Lo studio suggerisce poi un certo numero di azioni utili ad accelerare il reale grado di utilizzo della rete a banda ultra larga facilitando anche la relativa transizione tecnologica. Le proposte, che tengono conto anche delle carenze emerse durante il lockdown, sono le seguenti.
  • Portare la fibra ottica in tutte le aule e gli uffici delle strutture educative italiane: si tratta di oltre 57mila istituti scolastici pubblici e privati e di circa 100 università con 1,7 milioni di studenti.
  • Dare al procurement pubblico la possibilità di modificare le forniture contrattualizzate in vista di un miglior utilizzo delle tecnologie disponibili, creando anche in Consip un’unità dedicata a tale valutazione.
  • Dare priorità all’interoperabilità tra le banche dati della Pubblica Amministrazione: a fronte di circa 23 mila Amministrazioni, esistono oggi in Italia circa 11 mila data-center e 160 mila basi dati.
  • Rendere operativo quanto previsto già nel 2011 dalla National e-Health Information Strategy in materia di Centro Unico di Prenotazione, Fascicolo Sanitario Elettronico, Telemedicina, e-Prescription e Certificati telematici. Si ricorda che sul territorio italiano operano 101 Aziende Sanitarie Locali, 25 mila strutture sanitarie pubbliche e private, 44 mila medici generici e 8 mila pediatri di base.

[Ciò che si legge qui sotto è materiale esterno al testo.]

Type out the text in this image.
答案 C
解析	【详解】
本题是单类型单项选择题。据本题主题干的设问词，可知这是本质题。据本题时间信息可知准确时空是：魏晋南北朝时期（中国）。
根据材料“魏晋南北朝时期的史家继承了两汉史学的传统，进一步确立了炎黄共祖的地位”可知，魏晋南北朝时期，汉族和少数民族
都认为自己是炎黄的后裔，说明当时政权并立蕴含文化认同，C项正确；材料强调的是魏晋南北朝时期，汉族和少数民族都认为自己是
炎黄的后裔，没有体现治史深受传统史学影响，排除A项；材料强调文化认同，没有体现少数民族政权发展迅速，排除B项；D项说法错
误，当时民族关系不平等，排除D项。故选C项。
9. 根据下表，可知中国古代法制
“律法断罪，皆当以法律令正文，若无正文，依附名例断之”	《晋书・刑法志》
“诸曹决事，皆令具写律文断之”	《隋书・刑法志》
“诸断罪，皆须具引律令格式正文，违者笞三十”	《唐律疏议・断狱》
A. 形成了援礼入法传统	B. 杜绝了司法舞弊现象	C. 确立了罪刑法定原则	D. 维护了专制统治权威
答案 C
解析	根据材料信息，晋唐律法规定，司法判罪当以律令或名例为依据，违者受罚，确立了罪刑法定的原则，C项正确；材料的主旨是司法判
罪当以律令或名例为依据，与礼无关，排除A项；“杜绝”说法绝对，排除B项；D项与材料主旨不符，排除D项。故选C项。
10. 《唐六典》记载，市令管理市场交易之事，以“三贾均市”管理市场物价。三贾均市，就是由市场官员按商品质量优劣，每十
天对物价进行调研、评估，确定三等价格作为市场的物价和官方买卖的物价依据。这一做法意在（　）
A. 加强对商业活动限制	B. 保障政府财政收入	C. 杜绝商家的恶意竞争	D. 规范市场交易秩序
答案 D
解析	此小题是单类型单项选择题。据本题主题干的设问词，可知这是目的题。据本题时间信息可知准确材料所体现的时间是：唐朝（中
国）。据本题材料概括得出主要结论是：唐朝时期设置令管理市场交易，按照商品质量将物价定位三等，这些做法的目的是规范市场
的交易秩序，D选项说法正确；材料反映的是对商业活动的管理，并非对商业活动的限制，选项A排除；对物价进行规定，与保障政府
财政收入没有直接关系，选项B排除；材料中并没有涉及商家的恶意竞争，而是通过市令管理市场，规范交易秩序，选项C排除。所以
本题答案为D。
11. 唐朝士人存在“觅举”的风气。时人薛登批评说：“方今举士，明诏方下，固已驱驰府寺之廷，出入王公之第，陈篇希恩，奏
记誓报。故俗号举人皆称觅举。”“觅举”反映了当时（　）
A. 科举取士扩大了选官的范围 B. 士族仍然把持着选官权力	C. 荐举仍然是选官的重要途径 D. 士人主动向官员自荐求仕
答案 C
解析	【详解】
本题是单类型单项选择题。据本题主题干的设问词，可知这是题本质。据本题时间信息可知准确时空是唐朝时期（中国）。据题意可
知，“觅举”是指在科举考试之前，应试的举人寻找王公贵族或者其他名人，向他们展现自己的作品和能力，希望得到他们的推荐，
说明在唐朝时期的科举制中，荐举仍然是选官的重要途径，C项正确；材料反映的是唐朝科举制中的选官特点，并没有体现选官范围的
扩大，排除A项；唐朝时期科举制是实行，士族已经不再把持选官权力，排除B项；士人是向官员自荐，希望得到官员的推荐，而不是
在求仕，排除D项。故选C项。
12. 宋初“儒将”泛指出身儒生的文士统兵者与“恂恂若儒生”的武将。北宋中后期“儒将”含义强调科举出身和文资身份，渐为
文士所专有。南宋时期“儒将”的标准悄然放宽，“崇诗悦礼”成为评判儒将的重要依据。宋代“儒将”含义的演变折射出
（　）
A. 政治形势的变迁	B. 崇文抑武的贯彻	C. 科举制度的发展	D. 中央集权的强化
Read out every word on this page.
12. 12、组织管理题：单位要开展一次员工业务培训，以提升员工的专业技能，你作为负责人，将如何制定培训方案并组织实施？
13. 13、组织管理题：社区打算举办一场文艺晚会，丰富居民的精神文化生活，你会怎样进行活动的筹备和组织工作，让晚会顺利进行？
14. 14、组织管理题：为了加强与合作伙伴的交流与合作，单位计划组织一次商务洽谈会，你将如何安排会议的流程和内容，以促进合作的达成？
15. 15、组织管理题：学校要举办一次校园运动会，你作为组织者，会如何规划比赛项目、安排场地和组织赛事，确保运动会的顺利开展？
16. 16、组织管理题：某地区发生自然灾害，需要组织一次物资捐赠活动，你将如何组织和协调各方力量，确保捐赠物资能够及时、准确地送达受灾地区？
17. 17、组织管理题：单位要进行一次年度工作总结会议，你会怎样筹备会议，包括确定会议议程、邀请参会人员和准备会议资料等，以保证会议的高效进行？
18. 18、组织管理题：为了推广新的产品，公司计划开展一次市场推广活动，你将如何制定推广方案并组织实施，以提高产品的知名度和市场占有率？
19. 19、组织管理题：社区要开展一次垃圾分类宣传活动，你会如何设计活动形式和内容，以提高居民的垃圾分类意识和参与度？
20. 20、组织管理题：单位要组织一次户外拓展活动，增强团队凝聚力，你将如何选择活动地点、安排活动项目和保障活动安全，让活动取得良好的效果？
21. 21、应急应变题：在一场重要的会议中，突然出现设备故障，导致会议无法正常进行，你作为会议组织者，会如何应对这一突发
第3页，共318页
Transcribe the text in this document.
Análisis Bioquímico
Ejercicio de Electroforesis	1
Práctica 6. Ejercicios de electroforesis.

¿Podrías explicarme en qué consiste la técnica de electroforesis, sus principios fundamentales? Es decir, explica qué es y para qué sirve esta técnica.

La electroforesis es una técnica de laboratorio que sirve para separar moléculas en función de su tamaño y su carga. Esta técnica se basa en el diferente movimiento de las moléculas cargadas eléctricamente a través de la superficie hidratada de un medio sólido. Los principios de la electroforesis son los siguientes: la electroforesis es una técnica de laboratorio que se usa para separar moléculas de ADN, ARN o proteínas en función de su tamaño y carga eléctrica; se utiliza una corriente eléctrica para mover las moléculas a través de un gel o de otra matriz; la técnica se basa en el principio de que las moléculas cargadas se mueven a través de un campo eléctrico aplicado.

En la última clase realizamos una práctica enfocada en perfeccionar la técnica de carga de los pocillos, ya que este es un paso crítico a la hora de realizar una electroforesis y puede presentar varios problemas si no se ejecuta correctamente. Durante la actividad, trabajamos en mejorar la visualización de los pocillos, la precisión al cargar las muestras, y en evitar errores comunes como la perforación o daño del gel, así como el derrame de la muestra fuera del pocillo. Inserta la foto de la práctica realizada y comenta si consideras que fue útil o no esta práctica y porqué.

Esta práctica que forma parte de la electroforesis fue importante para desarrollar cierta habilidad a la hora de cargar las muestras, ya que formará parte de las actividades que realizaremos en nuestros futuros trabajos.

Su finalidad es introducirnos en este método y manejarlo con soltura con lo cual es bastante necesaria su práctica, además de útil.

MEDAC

  • Connettere a banda ultra larga tutte le strutture di giurisdizione sia ordinaria (Giudice di pace, Tribunale ordinario, Corte d’Appello, Corte d’Assise, Corte Suprema di Cassazione, Magistratura) che speciale (Consiglio di Stato, Tribunali Amministrativi Regionali, Corte dei Conti, Tribunali militari) per un totale di 136 Tribunali presenti sul territorio nazionale.
  • Lanciare un grande piano di formazione digitale per: gli insegnanti delle scuole primarie e secondarie centrato sull’integrazione del digitale nelle modalità di insegnamento; i medici ed il personale sanitario chiamati ad utilizzare i servizi di teleassistenza e telemedicina; il personale della Giustizia coinvolto nei programmi di estensione della digitalizzazione dei procedimenti giudiziari.
  • Prevedere, per i progetti con cui l’Italia si candida ad ottenere fondi europei, clausole e approcci “digital first”, con il duplice vantaggio di qualificarsi meglio ed aumentare il potenziale di tali progetti in termini di trasformazione digitale.
  • Prevedere incentivi e/o sgravi fiscali per le imprese che attivano percorsi di life-long learning per formare ed aggiornare le competenze digitali dei propri dipendenti.
Le azioni proposte hanno il pregio di essere concretamente e rapidamente realizzabili e la loro attuazione costituirebbe senz'altro un primo decisivo impulso allo sviluppo del processo di trasformazione digitale del nostro Paese. Ma non si può sottacere il fatto che, oggi come oggi, le condizioni di tale sviluppo risultano in Italia fortemente asimmetriche. Mentre infatti lo sviluppo della connettività si può considerare abbastanza in linea con i traguardi della trasformazione digitale, tutti gli altri fattori di base (capitale umano, uso dei servizi internet, integrazione delle tecnologie digitali, servizi pubblici digitali) risultano più o meno fortemente deficitari. È quindi urgente intervenire su di essi definendo ed attuando le opportune strategie di sviluppo. Ma bisogna anche essere consapevoli che questo ancora non basta. Occorre anche perseguire e conseguire l'integrazione di tutti i processi digitali che interessano i cittadini e le aziende. Una condizione necessaria per l'effettivo diffondersi di una "cultura digitale" che consenta di sfruttare appieno i vantaggi offerti dalla tecnologia.